The preoccupation with gaining Facebook “Likes” is waning at last. Likes have always been a clumsy indicator of business success, much less a brand's performance in social media. They appeal to social and competitive ego and status.
Yes, likes are a general indicator of advocacy for a brand. PR professionals often evaluate likes in terms of reach through impressions. However, likes are not an effective metric in themselves. Heck, they are not even the best metric to measure Facebook success.
Today, I am introducing “like-hating,” the doppelganger of like-gating, into the fluid, somewhat farcical lexicon of social media.
Recently, Facebook revised its EdgeRank formula, which determines how content propagates into the newsfeed. Overall, EdgeRank is based on three factors: affinity, weight, and relevancy. A Facebook post with a dozen comments will, in all likelihood, be displayed more prominently than a post that only has likes.

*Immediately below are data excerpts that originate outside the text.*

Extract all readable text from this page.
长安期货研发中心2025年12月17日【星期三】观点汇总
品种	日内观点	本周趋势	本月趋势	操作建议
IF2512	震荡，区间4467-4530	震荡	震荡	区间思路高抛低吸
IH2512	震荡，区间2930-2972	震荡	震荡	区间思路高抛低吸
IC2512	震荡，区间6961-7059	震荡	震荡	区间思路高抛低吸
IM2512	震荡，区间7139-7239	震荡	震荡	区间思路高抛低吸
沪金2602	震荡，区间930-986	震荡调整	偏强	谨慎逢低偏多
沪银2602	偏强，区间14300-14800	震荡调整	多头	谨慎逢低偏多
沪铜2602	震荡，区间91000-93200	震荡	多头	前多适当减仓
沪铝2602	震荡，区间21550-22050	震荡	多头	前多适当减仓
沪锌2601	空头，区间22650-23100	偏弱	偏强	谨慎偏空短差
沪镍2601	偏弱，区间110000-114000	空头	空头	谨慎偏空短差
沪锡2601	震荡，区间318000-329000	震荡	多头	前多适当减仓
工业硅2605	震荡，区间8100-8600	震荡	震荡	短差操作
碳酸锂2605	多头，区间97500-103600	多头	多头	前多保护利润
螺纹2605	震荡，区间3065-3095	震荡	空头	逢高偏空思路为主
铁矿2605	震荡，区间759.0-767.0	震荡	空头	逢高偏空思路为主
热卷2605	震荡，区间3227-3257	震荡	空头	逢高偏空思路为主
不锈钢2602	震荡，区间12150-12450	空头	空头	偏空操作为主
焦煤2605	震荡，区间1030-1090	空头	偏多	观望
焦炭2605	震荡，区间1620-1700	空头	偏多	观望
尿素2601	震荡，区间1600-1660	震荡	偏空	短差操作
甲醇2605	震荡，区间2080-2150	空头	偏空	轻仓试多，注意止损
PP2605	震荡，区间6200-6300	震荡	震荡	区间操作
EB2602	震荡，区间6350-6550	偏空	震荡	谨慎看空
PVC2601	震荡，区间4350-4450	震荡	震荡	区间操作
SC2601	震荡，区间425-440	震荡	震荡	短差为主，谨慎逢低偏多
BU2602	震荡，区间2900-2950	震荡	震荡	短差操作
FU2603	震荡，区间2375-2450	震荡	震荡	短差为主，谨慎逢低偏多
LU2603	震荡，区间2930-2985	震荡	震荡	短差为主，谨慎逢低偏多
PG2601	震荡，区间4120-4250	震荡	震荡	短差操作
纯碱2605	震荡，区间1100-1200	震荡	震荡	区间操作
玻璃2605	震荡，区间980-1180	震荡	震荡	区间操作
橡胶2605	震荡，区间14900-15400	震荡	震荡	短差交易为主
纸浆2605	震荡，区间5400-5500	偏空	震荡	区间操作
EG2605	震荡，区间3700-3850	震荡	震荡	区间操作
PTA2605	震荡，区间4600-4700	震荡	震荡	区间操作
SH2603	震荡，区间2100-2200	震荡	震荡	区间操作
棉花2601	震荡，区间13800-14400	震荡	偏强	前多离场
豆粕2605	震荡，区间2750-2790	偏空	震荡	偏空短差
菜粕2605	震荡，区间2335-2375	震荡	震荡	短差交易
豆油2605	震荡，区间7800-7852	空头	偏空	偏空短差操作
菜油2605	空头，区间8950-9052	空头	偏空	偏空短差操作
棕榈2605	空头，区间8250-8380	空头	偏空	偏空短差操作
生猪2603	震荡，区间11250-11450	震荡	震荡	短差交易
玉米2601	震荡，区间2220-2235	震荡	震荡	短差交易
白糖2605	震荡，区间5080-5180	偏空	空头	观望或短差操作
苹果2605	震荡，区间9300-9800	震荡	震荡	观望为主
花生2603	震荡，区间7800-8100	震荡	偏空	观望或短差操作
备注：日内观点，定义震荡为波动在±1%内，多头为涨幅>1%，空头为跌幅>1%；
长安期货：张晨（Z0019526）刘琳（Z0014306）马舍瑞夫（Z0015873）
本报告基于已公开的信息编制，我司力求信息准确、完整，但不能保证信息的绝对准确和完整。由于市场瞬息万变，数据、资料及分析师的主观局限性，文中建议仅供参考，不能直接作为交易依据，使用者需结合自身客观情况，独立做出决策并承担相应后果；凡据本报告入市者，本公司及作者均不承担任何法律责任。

Essentially, Facebook rewards engagement, with likes quantitatively and qualitatively decreasing in importance. According to data released by EdgeRank in October 2011, its EdgeRank Checker reviewed 5,500-plus Facebook pages and analyzed more than 80,000 posts. The findings showed that the average clicks per comment were five times more than average clicks per like.
Remember, Facebook is not a strategy, just plumbing. However, Facebook is a tremendous driver of sharing referral traffic, accounting for 38%, according to a study by ShareThis. As a platform, Facebook has more ability to impact the national agenda than perhaps any other company, although Twitter and Google may also lay claim. This traffic is now increasingly correlating to sales. Fab.com's founder and CEO reported that 25% of its $1.1 million in Cyber Monday sales came from users acquired through Facebook.
The best indicator of the health of a Facebook page is actually engagement per post – how many people share, read, and watch posts on average – although there is a diminishing return for really large brand pages. We also study referral traffic, and the conversion to sales of these prospects from Facebook as well as theme coherence, to understand the resonance of our message in the marketplace.
As communicators, the goal is to satisfy objectives across the marketing loop — from awareness to consideration to acquisition to loyalty through the advocacy tail — depending on the client need. It is time that social media marketing expands beyond its perceived position at the top of the funnel (it is really a loop) awareness and reputation, and bottom of the funnel advocacy. We must focus on new verbs:
Learn: How to extract key learnings from Facebook on what, when, and how prospects and customers engage with the brand in order to apply these learnings across other marketing disciplines.
Retain: How Facebook serves as a customer-relationship tool, one of the best, to maintain communication in between points of purchase across the customer journey.
Sell: How PR drives sales - yes, sales - by applying earned, owned, and paid media integration through Facebook.
Like was always an odd choice for a term by Facebook. It lacks passion. I got my wife an “I Like You” bracelet for her birthday. Not good.
Curtis Hougland is founder of Attention.